Crédit photo Diane-Isabelle Lautrédou, Shahinez Benabed

Les réponses des opérateurs S’il semble difficile de sanctionner les incivilités au cas par cas, c’est bien souvent à travers la fraude que les opérateurs sévissent. Néanmoins, le nombre croissant d’événements rencontrés sur les réseaux a amené les opérateurs à se réorganiser en interne, à remettre à plat leurs relations avec les forces de l’ordre et autres acteurs de la prévention, mais aussi à investir massivement dans des campagnes de sensibilisation.

À défaut de punir chaque fauteur d’incivilité, c’est plus généralement par le biais de la lutte contre la fraude que les opérateurs tentent de rappeler leurs voyageurs à l’ordre. Une fraude dont le montant peut parfois s’élever à plusieurs centaines de milliers d’euros par an.

À la fin du mois d’août, Frédéric Cuvillier, ministre des Transports, annonçait d’ailleurs un manque à gagner de 300 millions d’euros par an pour la SNCF, 100 millions d’euros pour la RATP, et constatait une relative stabilité de ces chiffres d’une année sur l’autre. Des propos qui avaient fait bondir Pierre Mongin, président de la RATP, lors de sa conférence de presse de rentrée au cours de laquelle il avait réclamé une hausse « sensible » du montant des amendes pour les récidivistes, considérant que « la fraude constitue un premier pas vers l’incivilité. » Alors, pour la traquer, à chacun sa méthode.

Des agents spécialement formés

Même s’il n’évalue pas le coût annuel de la fraude au niveau national, mais réseau par réseau, et enregistre des taux de fraude oscillant dans les grandes villes entre 2,5 % à 15 %, Keolis a choisi de placer ses agents de contrôle au cœur de sa stratégie. Objectif: désamorcer l’événement. « Lorsque nous prenons des fraudeurs en flagrant délit, nous leur proposons un abonnement de deux mois dont le prix équivaut à celui d’une amende. Cela permet de dédramatiser la situation dans la mesure où le fraudeur ne sera pas “puni” et repartira avec un service en poche », souligne Jean-Yves Topin, directeur de la sécurité de Keolis.

Pour optimiser cette chasse au resquilleur sur le terrain, les méthodes de contrôle de l’entreprise varient: « tantôt nos agents arborent une tenue, tantôt ils opèrent en civil, tantôt nos usagers sont prévenus à l’avance, tantôt nous les surprenons. » Du personnel de terrain dont les attributions ont évolué ces dernières années: « Nous avons modifié l’intitulé de leur poste en agent commercial de contrôle et avons articulé leur formation autour de cette notion. Lors des stages, ils apprennent ainsi à lâcher prise, révisent le cadre légal, sont mis en situation, etc., pendant dix jours », explique le directeur. Seul travers à éviter pour que ce dispositif produise ses effets, la perte de repère: « Nous ne devons pas nous tromper de rôle et éviter à tout prix le mélange des genres. Notre mission est claire et consiste à apporter une réponse commerciale à nos clients », précise Jean-Yves Topin.

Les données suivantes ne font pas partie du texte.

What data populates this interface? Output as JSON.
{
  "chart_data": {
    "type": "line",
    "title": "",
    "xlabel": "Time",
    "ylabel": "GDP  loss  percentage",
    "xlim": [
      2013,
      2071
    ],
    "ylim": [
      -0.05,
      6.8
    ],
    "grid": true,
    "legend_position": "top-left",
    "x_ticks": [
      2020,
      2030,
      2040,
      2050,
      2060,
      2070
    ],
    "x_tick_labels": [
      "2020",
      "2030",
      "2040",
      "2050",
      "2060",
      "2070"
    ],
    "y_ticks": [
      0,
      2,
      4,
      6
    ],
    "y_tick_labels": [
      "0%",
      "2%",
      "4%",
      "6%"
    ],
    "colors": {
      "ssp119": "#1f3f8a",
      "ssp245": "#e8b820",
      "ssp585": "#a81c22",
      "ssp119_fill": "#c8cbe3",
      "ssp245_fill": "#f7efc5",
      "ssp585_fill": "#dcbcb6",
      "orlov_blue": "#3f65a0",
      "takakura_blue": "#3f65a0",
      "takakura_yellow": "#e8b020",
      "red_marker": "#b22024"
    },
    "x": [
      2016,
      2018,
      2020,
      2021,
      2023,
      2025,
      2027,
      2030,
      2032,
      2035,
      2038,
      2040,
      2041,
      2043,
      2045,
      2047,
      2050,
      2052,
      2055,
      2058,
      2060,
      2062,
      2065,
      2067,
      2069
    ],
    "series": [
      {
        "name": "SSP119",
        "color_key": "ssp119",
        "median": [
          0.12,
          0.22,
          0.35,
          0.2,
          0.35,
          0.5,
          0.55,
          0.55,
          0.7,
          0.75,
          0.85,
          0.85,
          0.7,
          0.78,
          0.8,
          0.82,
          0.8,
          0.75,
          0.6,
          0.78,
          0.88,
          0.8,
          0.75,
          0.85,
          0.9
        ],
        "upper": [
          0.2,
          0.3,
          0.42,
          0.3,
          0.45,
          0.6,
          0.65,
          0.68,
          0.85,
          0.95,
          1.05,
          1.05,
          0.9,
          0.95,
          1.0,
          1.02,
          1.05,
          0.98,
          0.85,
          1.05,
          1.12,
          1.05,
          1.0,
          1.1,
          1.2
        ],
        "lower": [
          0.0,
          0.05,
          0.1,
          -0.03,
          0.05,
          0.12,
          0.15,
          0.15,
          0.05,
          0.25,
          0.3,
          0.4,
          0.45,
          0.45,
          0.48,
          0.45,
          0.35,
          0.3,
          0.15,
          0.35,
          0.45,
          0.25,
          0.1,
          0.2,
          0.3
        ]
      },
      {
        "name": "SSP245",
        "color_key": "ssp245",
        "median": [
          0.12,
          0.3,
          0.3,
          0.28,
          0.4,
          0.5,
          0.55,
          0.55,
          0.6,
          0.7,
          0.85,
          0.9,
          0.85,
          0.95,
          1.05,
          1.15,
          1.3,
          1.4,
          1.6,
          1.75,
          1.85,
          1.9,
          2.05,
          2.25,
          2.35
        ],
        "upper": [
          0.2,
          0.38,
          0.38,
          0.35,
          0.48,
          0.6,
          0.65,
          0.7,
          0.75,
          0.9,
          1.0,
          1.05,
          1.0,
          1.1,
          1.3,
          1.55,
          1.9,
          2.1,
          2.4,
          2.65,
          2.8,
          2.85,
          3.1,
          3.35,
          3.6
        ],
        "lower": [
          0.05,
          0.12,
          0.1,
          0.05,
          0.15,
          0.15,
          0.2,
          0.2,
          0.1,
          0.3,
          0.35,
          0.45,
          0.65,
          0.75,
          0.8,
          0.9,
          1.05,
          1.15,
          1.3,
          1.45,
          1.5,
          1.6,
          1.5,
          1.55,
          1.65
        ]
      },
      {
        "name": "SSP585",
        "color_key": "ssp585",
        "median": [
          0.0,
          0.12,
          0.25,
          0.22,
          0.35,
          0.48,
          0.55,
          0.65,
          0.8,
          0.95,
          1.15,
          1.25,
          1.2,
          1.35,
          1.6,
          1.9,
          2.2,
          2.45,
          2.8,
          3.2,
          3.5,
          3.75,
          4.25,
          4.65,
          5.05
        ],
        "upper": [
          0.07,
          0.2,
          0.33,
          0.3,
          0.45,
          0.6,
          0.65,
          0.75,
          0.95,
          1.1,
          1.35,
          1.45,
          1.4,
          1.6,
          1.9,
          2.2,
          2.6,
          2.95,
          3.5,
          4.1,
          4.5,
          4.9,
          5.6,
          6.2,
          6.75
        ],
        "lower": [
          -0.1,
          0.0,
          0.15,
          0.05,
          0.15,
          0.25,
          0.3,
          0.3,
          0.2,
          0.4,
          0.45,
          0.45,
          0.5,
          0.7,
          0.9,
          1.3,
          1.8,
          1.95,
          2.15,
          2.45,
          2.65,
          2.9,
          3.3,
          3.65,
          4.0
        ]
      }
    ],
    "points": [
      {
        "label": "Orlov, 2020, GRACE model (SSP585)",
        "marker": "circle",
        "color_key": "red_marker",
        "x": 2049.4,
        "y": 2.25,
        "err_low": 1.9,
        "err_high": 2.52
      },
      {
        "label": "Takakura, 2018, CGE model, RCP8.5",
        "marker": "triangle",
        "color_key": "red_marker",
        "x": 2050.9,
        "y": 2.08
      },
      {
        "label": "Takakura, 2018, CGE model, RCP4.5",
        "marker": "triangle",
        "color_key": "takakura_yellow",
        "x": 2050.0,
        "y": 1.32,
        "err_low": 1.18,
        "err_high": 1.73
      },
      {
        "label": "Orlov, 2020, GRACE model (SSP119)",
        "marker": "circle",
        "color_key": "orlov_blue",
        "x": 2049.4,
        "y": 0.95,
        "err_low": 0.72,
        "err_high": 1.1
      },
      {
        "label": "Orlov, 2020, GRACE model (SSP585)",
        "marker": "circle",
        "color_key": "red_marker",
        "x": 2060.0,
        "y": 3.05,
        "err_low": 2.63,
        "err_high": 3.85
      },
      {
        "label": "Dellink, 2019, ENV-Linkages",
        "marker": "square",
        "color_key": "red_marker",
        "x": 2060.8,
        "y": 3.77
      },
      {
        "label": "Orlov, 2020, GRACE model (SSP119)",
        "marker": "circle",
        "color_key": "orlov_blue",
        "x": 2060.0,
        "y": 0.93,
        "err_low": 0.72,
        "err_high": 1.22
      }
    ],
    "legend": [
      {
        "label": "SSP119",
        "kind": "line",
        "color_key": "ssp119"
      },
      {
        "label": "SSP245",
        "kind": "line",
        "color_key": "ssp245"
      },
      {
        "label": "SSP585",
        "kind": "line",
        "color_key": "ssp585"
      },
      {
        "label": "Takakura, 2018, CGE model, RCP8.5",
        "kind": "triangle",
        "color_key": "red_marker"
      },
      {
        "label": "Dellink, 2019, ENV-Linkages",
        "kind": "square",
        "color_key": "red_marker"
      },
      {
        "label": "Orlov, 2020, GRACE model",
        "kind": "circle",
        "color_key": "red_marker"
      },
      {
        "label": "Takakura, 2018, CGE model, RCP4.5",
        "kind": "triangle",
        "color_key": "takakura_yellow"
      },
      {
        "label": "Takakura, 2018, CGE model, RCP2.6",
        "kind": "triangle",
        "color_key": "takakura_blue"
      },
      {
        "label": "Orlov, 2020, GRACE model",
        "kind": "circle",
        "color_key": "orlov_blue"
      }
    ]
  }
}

De son côté, la régie des transports de Marseille (RTM) a choisi de jouer la carte de la tolérance zéro. « Notre volonté est de maintenir la pression au quotidien pour éviter toute remontée du nombre d’événements. Pas d’incident sans réaction! Chacun d’entre eux fait systématiquement l’objet d’une procédure. Nous enregistrons environ 1 500 incidents par an engendrant un nombre équivalent de plaintes », déclare Pierre Reboud, directeur général de la RTM. Un réflexe rendu possible grâce à une organisation interne adaptée. « Nous prenons en charge les frais de représentation en justice de nos agents ayant déposé plainte. » Si le personnel de contrôle est le pivot du dispositif de Keolis, à la RTM, ce sont les conducteurs qui sont en première ligne. Une position qui les oblige à tenir à jour leurs connaissances relatives aux « situations de tension que nous réactualisons régulièrement », indique Pierre Reboud.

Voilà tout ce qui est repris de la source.